The Way Back and Emma both opened in line with expectations — or an estimated $8.2 million and $7 million, respectively — making it difficult to determine whether the CDC advisory had any immediate impact, although 1917 and Little Women fell more than many holdovers.
Nor was there rampant evidence that the overall box office took a major hit in North of America because of general coronavirus worries. Pixar and Disney’s family animated offering Onward topped the chart with an estimated $39 million to $40 million. While that’s among the lowest starts ever for the Pixar brand, analysts say a review of various locales doesn’t show a dramatic downturn in moviegoing, an indication that the film itself had challenges.

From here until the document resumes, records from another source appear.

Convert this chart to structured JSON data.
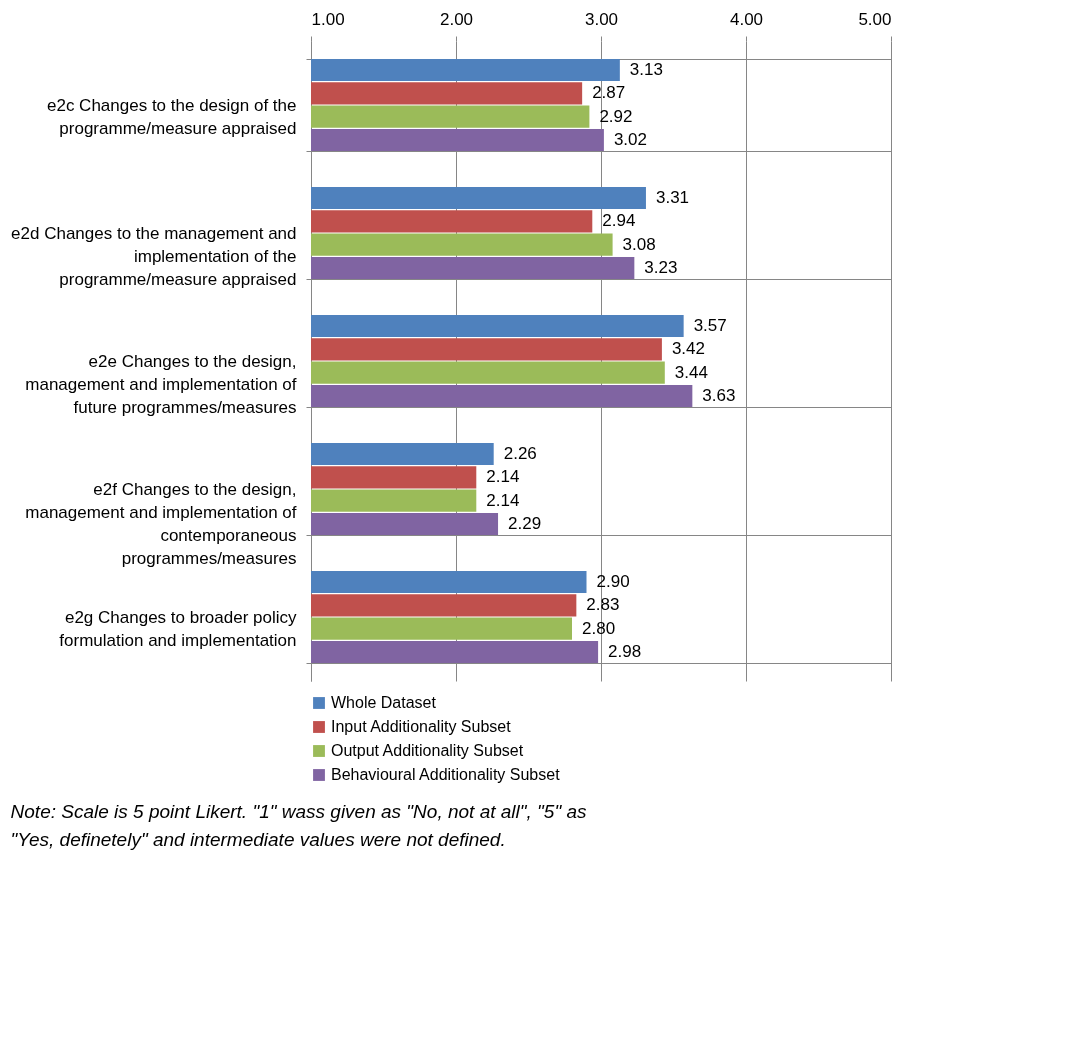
{
  "chart_data": {
    "type": "bar",
    "orientation": "horizontal",
    "categories": [
      "e2c Changes to the design of the programme/measure appraised",
      "e2d Changes to the management and implementation of the programme/measure appraised",
      "e2e Changes to the design, management and implementation of future programmes/measures",
      "e2f Changes to the design, management and implementation of contemporaneous programmes/measures",
      "e2g Changes to broader policy formulation and implementation"
    ],
    "series": [
      {
        "name": "Whole Dataset",
        "color": "#4f81bd",
        "values": [
          3.13,
          3.31,
          3.57,
          2.26,
          2.9
        ],
        "value_labels": [
          "3.13",
          "3.31",
          "3.57",
          "2.26",
          "2.90"
        ]
      },
      {
        "name": "Input Additionality Subset",
        "color": "#c0504d",
        "values": [
          2.87,
          2.94,
          3.42,
          2.14,
          2.83
        ],
        "value_labels": [
          "2.87",
          "2.94",
          "3.42",
          "2.14",
          "2.83"
        ]
      },
      {
        "name": "Output Additionality Subset",
        "color": "#9bbb59",
        "values": [
          2.92,
          3.08,
          3.44,
          2.14,
          2.8
        ],
        "value_labels": [
          "2.92",
          "3.08",
          "3.44",
          "2.14",
          "2.80"
        ]
      },
      {
        "name": "Behavioural Additionality Subset",
        "color": "#8064a2",
        "values": [
          3.02,
          3.23,
          3.63,
          2.29,
          2.98
        ],
        "value_labels": [
          "3.02",
          "3.23",
          "3.63",
          "2.29",
          "2.98"
        ]
      }
    ],
    "xlim": [
      1,
      5
    ],
    "xticks": [
      {
        "value": 1,
        "label": "1.00"
      },
      {
        "value": 2,
        "label": "2.00"
      },
      {
        "value": 3,
        "label": "3.00"
      },
      {
        "value": 4,
        "label": "4.00"
      },
      {
        "value": 5,
        "label": "5.00"
      }
    ],
    "grid": true,
    "legend": "bottom",
    "annotations": [
      "Note: Scale is 5 point Likert. \"1\" wass given as \"No, not at all\", \"5\" as \"Yes, definetely\" and intermediate values were not defined."
    ]
  }
}
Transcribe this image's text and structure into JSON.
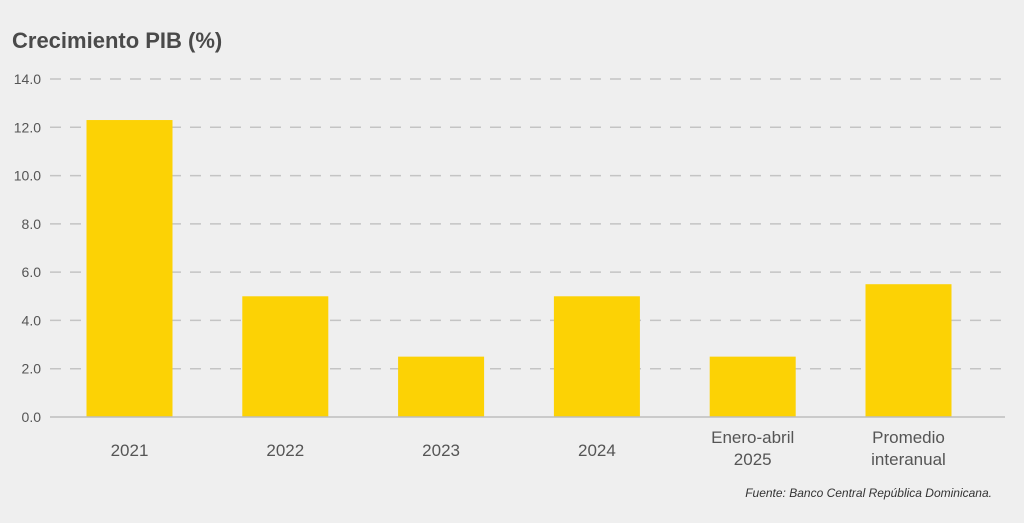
{
  "chart_data": {
    "type": "bar",
    "title": "Crecimiento PIB (%)",
    "categories": [
      [
        "2021"
      ],
      [
        "2022"
      ],
      [
        "2023"
      ],
      [
        "2024"
      ],
      [
        "Enero-abril",
        "2025"
      ],
      [
        "Promedio",
        "interanual"
      ]
    ],
    "values": [
      12.3,
      5.0,
      2.5,
      5.0,
      2.5,
      5.5
    ],
    "yticks": [
      "0.0",
      "2.0",
      "4.0",
      "6.0",
      "8.0",
      "10.0",
      "12.0",
      "14.0"
    ],
    "ylim": [
      0,
      14
    ],
    "xlabel": "",
    "ylabel": "",
    "grid": true,
    "bar_color": "#fcd205",
    "source": "Fuente: Banco Central República Dominicana."
  }
}
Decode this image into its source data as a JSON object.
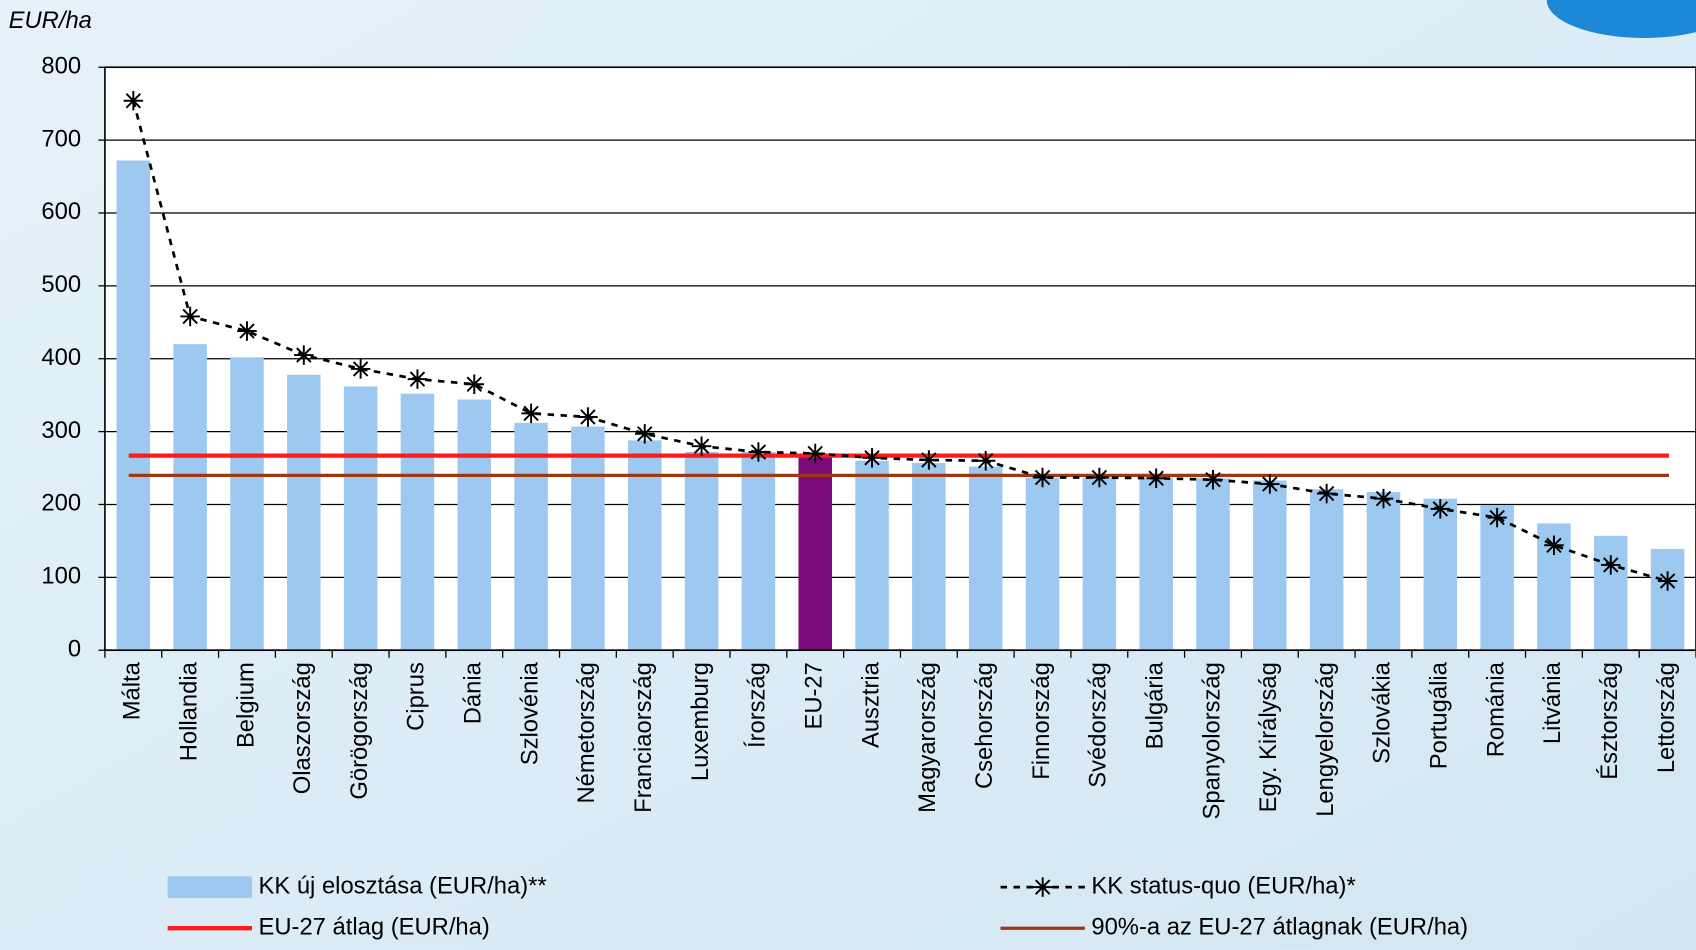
{
  "chart_data": {
    "type": "bar",
    "y_label": "EUR/ha",
    "categories": [
      "Málta",
      "Hollandia",
      "Belgium",
      "Olaszország",
      "Görögország",
      "Ciprus",
      "Dánia",
      "Szlovénia",
      "Németország",
      "Franciaország",
      "Luxemburg",
      "Írország",
      "EU-27",
      "Ausztria",
      "Magyarország",
      "Csehország",
      "Finnország",
      "Svédország",
      "Bulgária",
      "Spanyolország",
      "Egy. Királyság",
      "Lengyelország",
      "Szlovákia",
      "Portugália",
      "Románia",
      "Litvánia",
      "Észtország",
      "Lettország"
    ],
    "series": [
      {
        "name": "KK új elosztása (EUR/ha)**",
        "type": "bar",
        "color": "#9dc9f1",
        "values": [
          672,
          420,
          402,
          378,
          362,
          352,
          344,
          312,
          307,
          288,
          272,
          272,
          268,
          260,
          257,
          252,
          237,
          237,
          236,
          236,
          233,
          221,
          217,
          208,
          199,
          174,
          157,
          139
        ]
      },
      {
        "name": "KK status-quo (EUR/ha)*",
        "type": "line",
        "color": "#000000",
        "values": [
          754,
          458,
          438,
          405,
          386,
          372,
          365,
          325,
          320,
          297,
          280,
          272,
          270,
          264,
          261,
          260,
          237,
          237,
          236,
          234,
          228,
          215,
          208,
          194,
          182,
          144,
          117,
          95
        ]
      }
    ],
    "highlight": {
      "category": "EU-27",
      "color": "#7d0a7d"
    },
    "reference_lines": [
      {
        "name": "EU-27 átlag (EUR/ha)",
        "color": "#ff1a1a",
        "value": 267
      },
      {
        "name": "90%-a az EU-27 átlagnak (EUR/ha)",
        "color": "#a0380f",
        "value": 240
      }
    ],
    "ylim": [
      0,
      800
    ],
    "yticks": [
      0,
      100,
      200,
      300,
      400,
      500,
      600,
      700,
      800
    ],
    "grid": true
  }
}
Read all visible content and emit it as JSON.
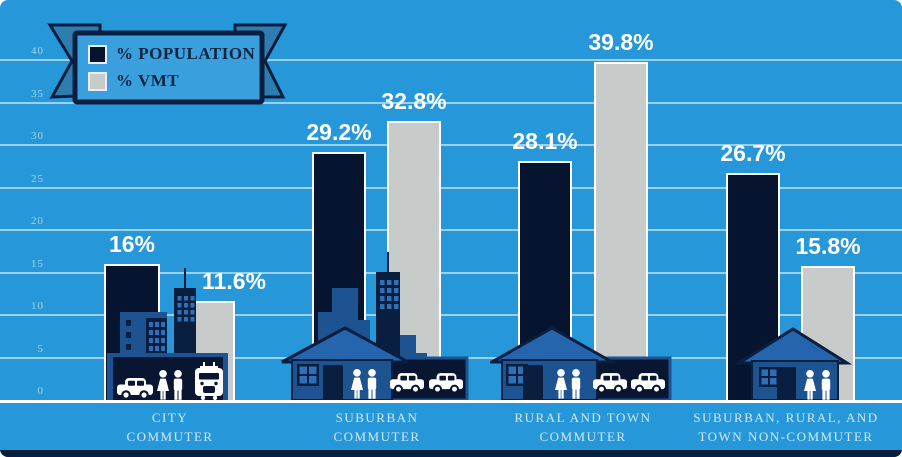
{
  "palette": {
    "bg": "#2697d8",
    "bar-navy": "#071430",
    "bar-gray": "#c7cbc9",
    "mid": "#1e5392",
    "roof": "#2565ad",
    "pane": "#2e6fb5",
    "panel": "#081631",
    "outline": "#0a1f40",
    "grid": "rgba(255,255,255,0.55)",
    "tick": "#a5d3ee",
    "cat": "#cfe9f8",
    "legend-text": "#0e2440",
    "ribbon": "#2e7db1",
    "plaque": "#3aa0dd",
    "footer": "#0a1f3c"
  },
  "legend": {
    "items": [
      {
        "label": "% POPULATION",
        "color": "#071430"
      },
      {
        "label": "% VMT",
        "color": "#c7cbc9"
      }
    ]
  },
  "chart_data": {
    "type": "bar",
    "categories": [
      "CITY COMMUTER",
      "SUBURBAN COMMUTER",
      "RURAL AND TOWN COMMUTER",
      "SUBURBAN, RURAL, AND TOWN NON-COMMUTER"
    ],
    "series": [
      {
        "name": "% POPULATION",
        "color": "#071430",
        "values": [
          16,
          29.2,
          28.1,
          26.7
        ],
        "labels": [
          "16%",
          "29.2%",
          "28.1%",
          "26.7%"
        ]
      },
      {
        "name": "% VMT",
        "color": "#c7cbc9",
        "values": [
          11.6,
          32.8,
          39.8,
          15.8
        ],
        "labels": [
          "11.6%",
          "32.8%",
          "39.8%",
          "15.8%"
        ]
      }
    ],
    "y_ticks": [
      0,
      5,
      10,
      15,
      20,
      25,
      30,
      35,
      40
    ],
    "ylim": [
      0,
      40
    ],
    "grid": true,
    "legend_position": "top-left",
    "xlabel": "",
    "ylabel": ""
  },
  "category_labels": [
    {
      "line1": "CITY",
      "line2": "COMMUTER"
    },
    {
      "line1": "SUBURBAN",
      "line2": "COMMUTER"
    },
    {
      "line1": "RURAL AND TOWN",
      "line2": "COMMUTER"
    },
    {
      "line1": "SUBURBAN, RURAL, AND",
      "line2": "TOWN NON-COMMUTER"
    }
  ],
  "icons": [
    "car-icon",
    "woman-icon",
    "man-icon",
    "tram-icon",
    "house-icon",
    "skyline-icon",
    "garage-icon",
    "ribbon-banner"
  ]
}
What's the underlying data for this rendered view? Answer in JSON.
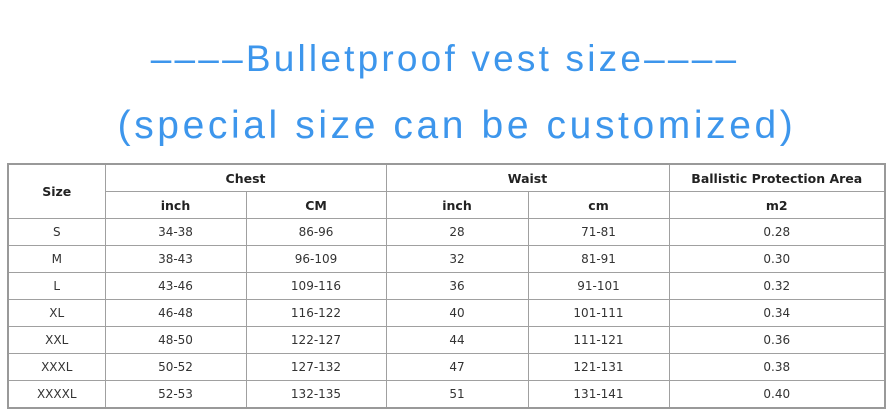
{
  "title": "––––Bulletproof vest size––––",
  "subtitle": "(special size can be customized)",
  "accent_color": "#3d96ec",
  "table": {
    "header_groups": {
      "size": "Size",
      "chest": "Chest",
      "waist": "Waist",
      "area": "Ballistic Protection Area"
    },
    "sub_headers": [
      "inch",
      "CM",
      "inch",
      "cm",
      "m2"
    ],
    "rows": [
      [
        "S",
        "34-38",
        "86-96",
        "28",
        "71-81",
        "0.28"
      ],
      [
        "M",
        "38-43",
        "96-109",
        "32",
        "81-91",
        "0.30"
      ],
      [
        "L",
        "43-46",
        "109-116",
        "36",
        "91-101",
        "0.32"
      ],
      [
        "XL",
        "46-48",
        "116-122",
        "40",
        "101-111",
        "0.34"
      ],
      [
        "XXL",
        "48-50",
        "122-127",
        "44",
        "111-121",
        "0.36"
      ],
      [
        "XXXL",
        "50-52",
        "127-132",
        "47",
        "121-131",
        "0.38"
      ],
      [
        "XXXXL",
        "52-53",
        "132-135",
        "51",
        "131-141",
        "0.40"
      ]
    ]
  }
}
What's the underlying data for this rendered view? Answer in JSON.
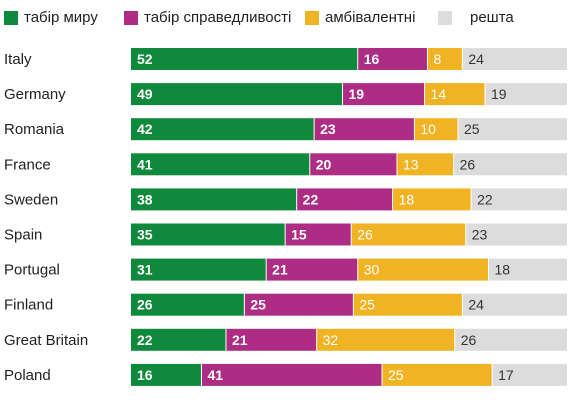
{
  "chart_data": {
    "type": "bar",
    "orientation": "horizontal",
    "stacked": true,
    "normalized": true,
    "categories": [
      "Italy",
      "Germany",
      "Romania",
      "France",
      "Sweden",
      "Spain",
      "Portugal",
      "Finland",
      "Great Britain",
      "Poland"
    ],
    "series": [
      {
        "name": "табір миру",
        "color": "#0f8a3c",
        "values": [
          52,
          49,
          42,
          41,
          38,
          35,
          31,
          26,
          22,
          16
        ]
      },
      {
        "name": "табір справедливості",
        "color": "#ad2d85",
        "values": [
          16,
          19,
          23,
          20,
          22,
          15,
          21,
          25,
          21,
          41
        ]
      },
      {
        "name": "амбівалентні",
        "color": "#f0b323",
        "values": [
          8,
          14,
          10,
          13,
          18,
          26,
          30,
          25,
          32,
          25
        ]
      },
      {
        "name": "решта",
        "color": "#dcdcdc",
        "values": [
          24,
          19,
          25,
          26,
          22,
          23,
          18,
          24,
          26,
          17
        ]
      }
    ],
    "legend_position": "top",
    "grid": false
  }
}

“I’m not sure the theatrical business has been hit much yet. However, if the contagion factor ramps up in weeks to come, no doubt any event that caters to large groups of people in close proximity will take a hit,” says Jeff Bock of Exhibitor Relations. “That’s why it’s no surprise to see many distributors acting in a proactive manner and moving their films towards what will hopefully be less turbulent times.”
Movies that have pushed back their releases in recent days include the James Bond installment No Time to Die starring Daniel Craig and the World War II drama Greyhound starring Tom Hanks.
The impact of COVID-19 is more clearly being felt overseas. Onward came in well behind projections with an underwhelming $28 million from its first 47 territories for a global bow of $68 million. Analysts say parts of Europe underperformed by as much as 25 percent, while some Asian markets were pacing nearly 50 percent below normal (that doesn’t include countries where cinemas are closed).